Slavery is wrong. The Bible does NOT teach that slavery is O.K. Those are the first thing that need to be said before we can talk about this week’s text from Colossians 3:22 – 4:1. Any African-American listening to or reading these verses is bound to react in a way which I as a white person in America will not. To hear the beginning of verse 22, “Slaves, obey your masters,” has to cut deep into the heart of anyone whose ancestors were slaves and for whom the effects of slavery and concomitant color bias still shape one’s experience.
So before I blithely launch into using this passage to speak to contemporary employer-employee relationships, I have to carefully point out that the whole trajectory of God’s kingdom is toward the freeing of slaves from oppression and that if dutiful life in Christ requires a humble submission to an unjust institution, that in no way condones or justifies that institution.
What is more, it could be well to draw the analogy between ancient slavery in the Roman world and some modern employment more tightly than we might expect. That is, those factors that we imagine make today’s employment different from slavery, like being paid a wage, freedom to choose an employer, and more respect and human dignity than slaves received, are definitely not significant in the working conditions of many people in the world. For many workers today, their wage is really no more than the subsistence given to slaves; they have no genuine freedom to choose other employment; and they are treated not as human beings but as simple means to the end of profit for the stockholders of a company. That latter condition is true even of some highly-paid workers who suppose that they have a great deal of freedom. What they lack is any genuine acknowledgement of their humanity, which is evident as soon as their employment or level of compensation is no longer conducive to an expected level of profit.
Thus despite the danger of hearing or communicating in this text things that Paul, and God through Paul, never meant to say about slavery, it has much to say about how Christians in current employment situations at all levels ought to behave, even when those situations are unjust and/or unpleasant.
One other caution, however, is necessary. These directions to slaves and masters come in the context of directions for ordering of a Christian household in a time when slaves were often a part of the household. Thus, it may be stretching things a bit too far to see these directions to obey masters as applying in exactly the same way to employees and employers in work situations outside a home.

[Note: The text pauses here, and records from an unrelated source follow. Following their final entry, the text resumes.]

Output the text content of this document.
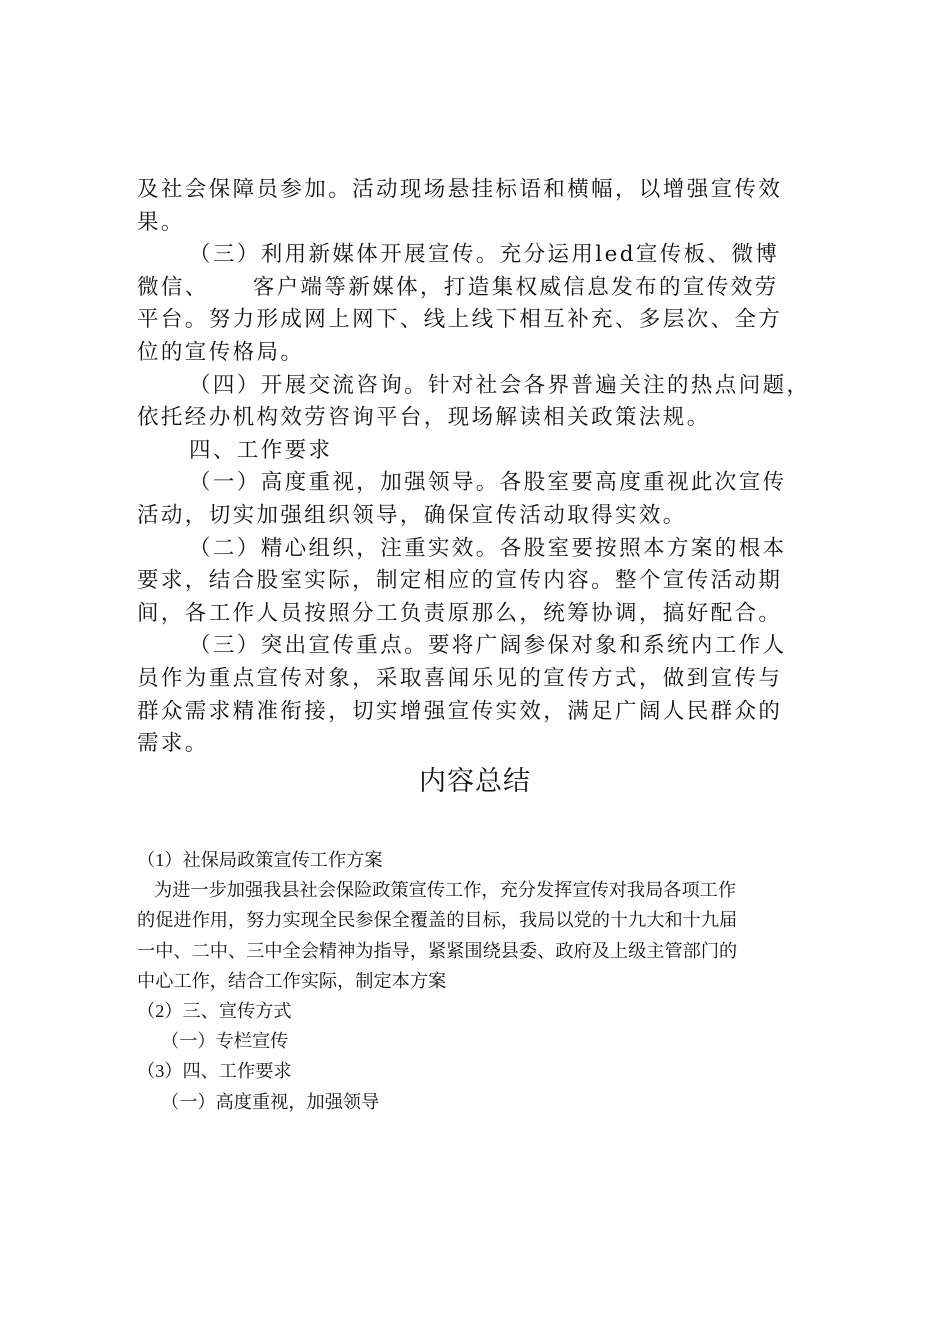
及社会保障员参加。活动现场悬挂标语和横幅，以增强宣传效
果。
（三）利用新媒体开展宣传。充分运用led宣传板、微博
微信、 客户端等新媒体，打造集权威信息发布的宣传效劳
平台。努力形成网上网下、线上线下相互补充、多层次、全方
位的宣传格局。
（四）开展交流咨询。针对社会各界普遍关注的热点问题，
依托经办机构效劳咨询平台，现场解读相关政策法规。
四、工作要求
（一）高度重视，加强领导。各股室要高度重视此次宣传
活动，切实加强组织领导，确保宣传活动取得实效。
（二）精心组织，注重实效。各股室要按照本方案的根本
要求，结合股室实际，制定相应的宣传内容。整个宣传活动期
间，各工作人员按照分工负责原那么，统筹协调，搞好配合。
（三）突出宣传重点。要将广阔参保对象和系统内工作人
员作为重点宣传对象，采取喜闻乐见的宣传方式，做到宣传与
群众需求精准衔接，切实增强宣传实效，满足广阔人民群众的
需求。
内容总结
（1）社保局政策宣传工作方案
为进一步加强我县社会保险政策宣传工作，充分发挥宣传对我局各项工作
的促进作用，努力实现全民参保全覆盖的目标，我局以党的十九大和十九届
一中、二中、三中全会精神为指导，紧紧围绕县委、政府及上级主管部门的
中心工作，结合工作实际，制定本方案
（2）三、宣传方式
（一）专栏宣传
（3）四、工作要求
（一）高度重视，加强领导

With all those cautions in mind, there is still in these verses a gracious possibility for the redemption of work from its curse in the fall. Verse 23 offers a way to labor with a spirit and attitude which gives profound meaning to our work, that it is all, no matter how menial and difficult, service to Christ. Thus ordinary work, even degrading work, becomes a holy, sacrificial offering to God, a carrying of the Cross, when it is done in the right spirit. Working conditions may not improve, but our self-perception of who we are when we work is vastly changed.